23. Ethics / C. Virtue Theory / 3. Virtues / c. Justice
For Pythagoreans, justice is simply treating all people the same [Pythagoras, by Aristotle]
     Full Idea: Some even think that what is just is simple reciprocity, as the Pythagoreans maintained, because they defined justice simply as having done to one what one has done to another.
     From: report of Pythagoras (reports [c.530 BCE], 28) by Aristotle - Nicomachean Ethics 1132b22
     A reaction: One wonders what Pythagoreans made of slavery. Aristotle argues that officials, for example, have superior rights. The Pythagorean idea makes fairness the central aspect of justice, and that must at least be partly right.
26. Natural Theory / A. Speculations on Nature / 4. Mathematical Nature
Pythagoreans think mathematical principles are the principles of all of nature [Pythagoras, by Aristotle]

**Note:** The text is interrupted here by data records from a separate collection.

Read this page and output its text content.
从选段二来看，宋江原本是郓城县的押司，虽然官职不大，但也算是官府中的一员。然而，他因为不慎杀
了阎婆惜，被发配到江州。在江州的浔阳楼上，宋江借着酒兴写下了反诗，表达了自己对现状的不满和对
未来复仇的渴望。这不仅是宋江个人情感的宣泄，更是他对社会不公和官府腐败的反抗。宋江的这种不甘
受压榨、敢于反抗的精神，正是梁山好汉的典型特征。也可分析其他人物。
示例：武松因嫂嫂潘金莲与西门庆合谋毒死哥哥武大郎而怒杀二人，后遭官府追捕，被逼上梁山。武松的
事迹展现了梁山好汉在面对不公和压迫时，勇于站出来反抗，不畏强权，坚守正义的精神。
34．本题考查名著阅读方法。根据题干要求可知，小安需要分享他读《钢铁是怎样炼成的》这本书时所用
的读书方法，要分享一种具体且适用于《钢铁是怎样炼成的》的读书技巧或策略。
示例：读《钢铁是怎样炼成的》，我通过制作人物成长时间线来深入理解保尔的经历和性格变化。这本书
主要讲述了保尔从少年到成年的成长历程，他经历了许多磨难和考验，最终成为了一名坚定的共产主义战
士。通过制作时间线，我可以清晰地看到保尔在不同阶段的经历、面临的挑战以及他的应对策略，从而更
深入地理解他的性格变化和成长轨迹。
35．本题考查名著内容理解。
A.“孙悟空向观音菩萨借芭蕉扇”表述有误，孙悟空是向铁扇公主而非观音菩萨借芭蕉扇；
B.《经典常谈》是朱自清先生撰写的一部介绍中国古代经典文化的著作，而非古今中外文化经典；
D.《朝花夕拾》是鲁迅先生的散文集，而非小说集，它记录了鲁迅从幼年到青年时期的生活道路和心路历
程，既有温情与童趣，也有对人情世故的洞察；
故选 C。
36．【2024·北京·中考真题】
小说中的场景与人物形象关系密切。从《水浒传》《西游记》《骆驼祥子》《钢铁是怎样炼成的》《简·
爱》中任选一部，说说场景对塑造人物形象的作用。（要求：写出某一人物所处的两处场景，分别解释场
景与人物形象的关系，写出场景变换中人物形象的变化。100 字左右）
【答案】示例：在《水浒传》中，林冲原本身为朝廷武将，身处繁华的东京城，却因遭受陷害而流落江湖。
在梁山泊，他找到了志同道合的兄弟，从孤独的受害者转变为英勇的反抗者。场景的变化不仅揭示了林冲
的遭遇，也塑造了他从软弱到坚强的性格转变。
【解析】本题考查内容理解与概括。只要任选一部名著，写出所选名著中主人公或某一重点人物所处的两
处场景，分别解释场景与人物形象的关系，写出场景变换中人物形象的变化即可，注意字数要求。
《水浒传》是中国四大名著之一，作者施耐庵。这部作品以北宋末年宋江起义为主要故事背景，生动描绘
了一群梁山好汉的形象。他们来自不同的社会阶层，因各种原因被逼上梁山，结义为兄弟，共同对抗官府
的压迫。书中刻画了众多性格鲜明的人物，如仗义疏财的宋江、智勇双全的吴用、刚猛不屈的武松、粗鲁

     Full Idea: The Pythagoreans thought that the principles of mathematical entities were the principles of all entities.
     From: report of Pythagoras (reports [c.530 BCE]) by Aristotle - Metaphysics 985b
Pythagoreans say things imitate numbers, but Plato says things participate in numbers [Pythagoras, by Aristotle]

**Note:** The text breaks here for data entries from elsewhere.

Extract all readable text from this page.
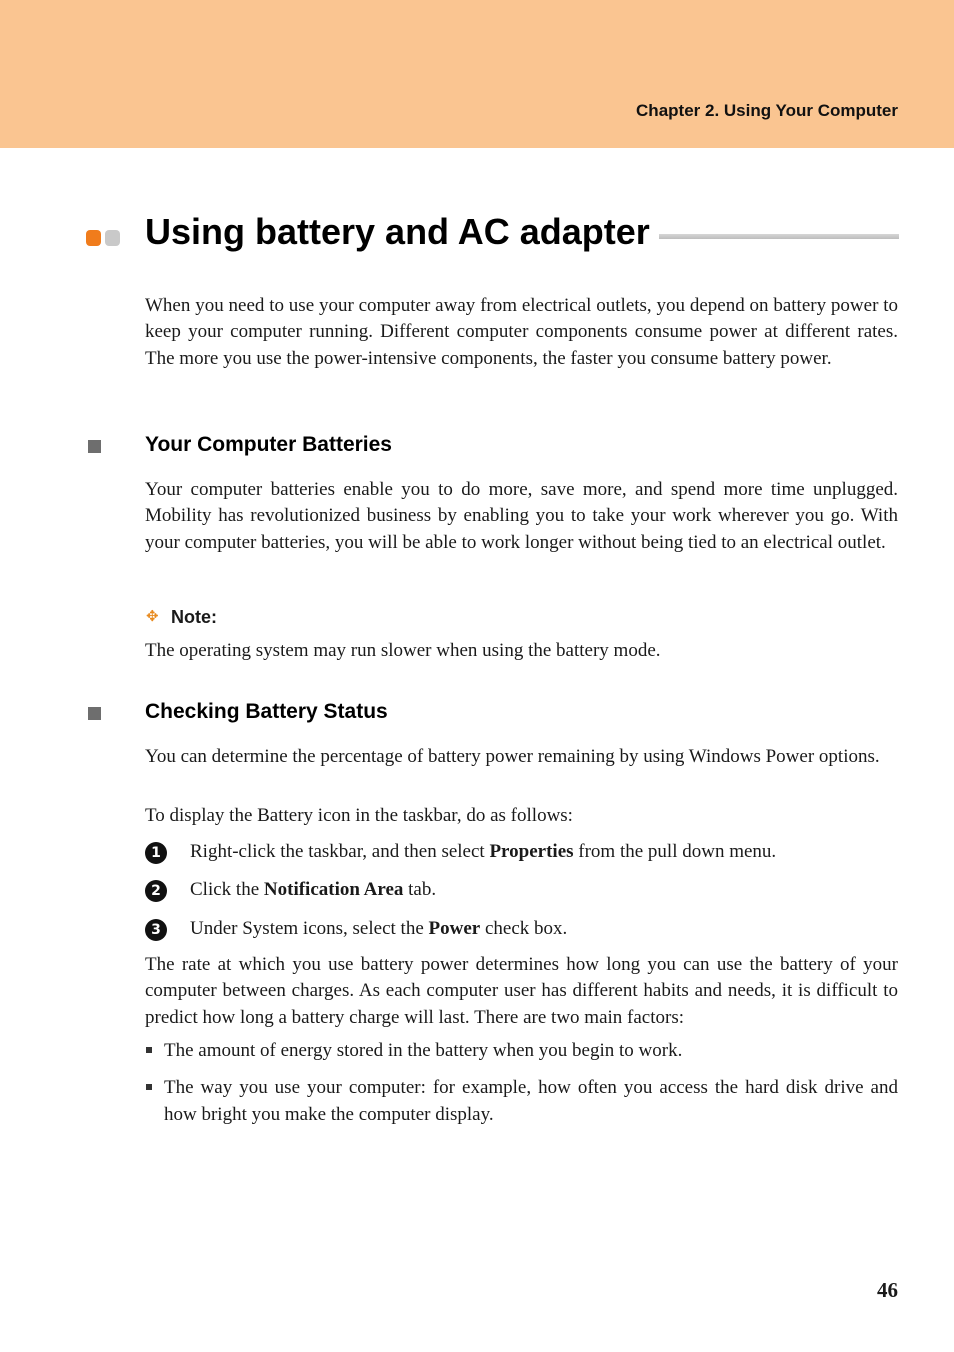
Chapter 2. Using Your Computer
Using battery and AC adapter

When you need to use your computer away from electrical outlets, you depend on battery power to keep your computer running. Different computer components consume power at different rates. The more you use the power-intensive components, the faster you consume battery power.

Your Computer Batteries

Your computer batteries enable you to do more, save more, and spend more time unplugged. Mobility has revolutionized business by enabling you to take your work wherever you go. With your computer batteries, you will be able to work longer without being tied to an electrical outlet.

✥ Note:

The operating system may run slower when using the battery mode.

Checking Battery Status

You can determine the percentage of battery power remaining by using Windows Power options.

To display the Battery icon in the taskbar, do as follows:

1	Right-click the taskbar, and then select Properties from the pull down menu.

2	Click the Notification Area tab.

3	Under System icons, select the Power check box.

The rate at which you use battery power determines how long you can use the battery of your computer between charges. As each computer user has different habits and needs, it is difficult to predict how long a battery charge will last. There are two main factors:

The amount of energy stored in the battery when you begin to work.

The way you use your computer: for example, how often you access the hard disk drive and how bright you make the computer display.

46
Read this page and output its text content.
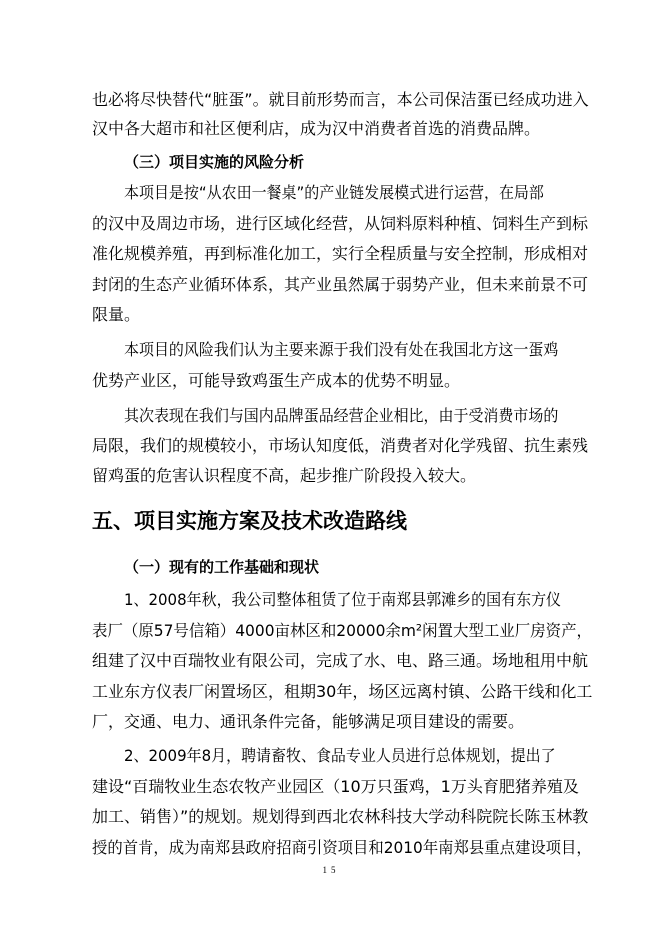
也必将尽快替代“脏蛋”。就目前形势而言，本公司保洁蛋已经成功进入
汉中各大超市和社区便利店，成为汉中消费者首选的消费品牌。
（三）项目实施的风险分析
本项目是按“从农田一餐桌”的产业链发展模式进行运营，在局部
的汉中及周边市场，进行区域化经营，从饲料原料种植、饲料生产到标
准化规模养殖，再到标准化加工，实行全程质量与安全控制，形成相对
封闭的生态产业循环体系，其产业虽然属于弱势产业，但未来前景不可
限量。
本项目的风险我们认为主要来源于我们没有处在我国北方这一蛋鸡
优势产业区，可能导致鸡蛋生产成本的优势不明显。
其次表现在我们与国内品牌蛋品经营企业相比，由于受消费市场的
局限，我们的规模较小，市场认知度低，消费者对化学残留、抗生素残
留鸡蛋的危害认识程度不高，起步推广阶段投入较大。
五、项目实施方案及技术改造路线
（一）现有的工作基础和现状
1、2008年秋，我公司整体租赁了位于南郑县郭滩乡的国有东方仪
表厂（原57号信箱）4000亩林区和20000余m²闲置大型工业厂房资产，
组建了汉中百瑞牧业有限公司，完成了水、电、路三通。场地租用中航
工业东方仪表厂闲置场区，租期30年，场区远离村镇、公路干线和化工
厂，交通、电力、通讯条件完备，能够满足项目建设的需要。
2、2009年8月，聘请畜牧、食品专业人员进行总体规划，提出了
建设“百瑞牧业生态农牧产业园区（10万只蛋鸡，1万头育肥猪养殖及
加工、销售）”的规划。规划得到西北农林科技大学动科院院长陈玉林教
授的首肯，成为南郑县政府招商引资项目和2010年南郑县重点建设项目，
15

     Full Idea: Pythagoreans said that entities existed by imitation of the numbers, whereas Plato said that it was by participation.
     From: report of Pythagoras (reports [c.530 BCE]) by Aristotle - Metaphysics 987b
When musical harmony and rhythm were discovered, similar features were seen in bodily movement [Pythagoras, by Plato]
     Full Idea: When our predecessors discovered musical scales, they also discovered similar features in bodily movement, which should also be measured numerically, and called 'tempos' and 'measures'.
     From: report of Pythagoras (reports [c.530 BCE]) by Plato - Philebus 17d
Pythagoreans define timeliness, justice and marriage in terms of numbers [Pythagoras, by Aristotle]
     Full Idea: The Pythagoreans offered definitions of a limited range of things on the basis of numbers; examples are timeliness, justice and marriage.
     From: report of Pythagoras (reports [c.530 BCE]) by Aristotle - Metaphysics 1078b
For Pythagoreans the entire universe is made of numbers [Pythagoras, by Aristotle]
     Full Idea: For Pythagoreans the entire universe is constructed of numbers.
     From: report of Pythagoras (reports [c.530 BCE]) by Aristotle - Metaphysics 1080b
29. Religion / D. Religious Issues / 2. Immortality / a. Immortality
The modern idea of an immortal soul was largely created by Pythagoras [Pythagoras, by Watson]
     Full Idea: The modern concept of the immortal soul is a Greek idea, which owes much to Pythagoras.
     From: report of Pythagoras (reports [c.530 BCE]) by Peter Watson - Ideas Ch.5
     A reaction: You can see why it caught on - it is a very appealing idea. Watson connects the 'modern' view with the ideas of heaven and hell. Obviously the idea of an afterlife goes a long way back (judging from the contents of ancient graves).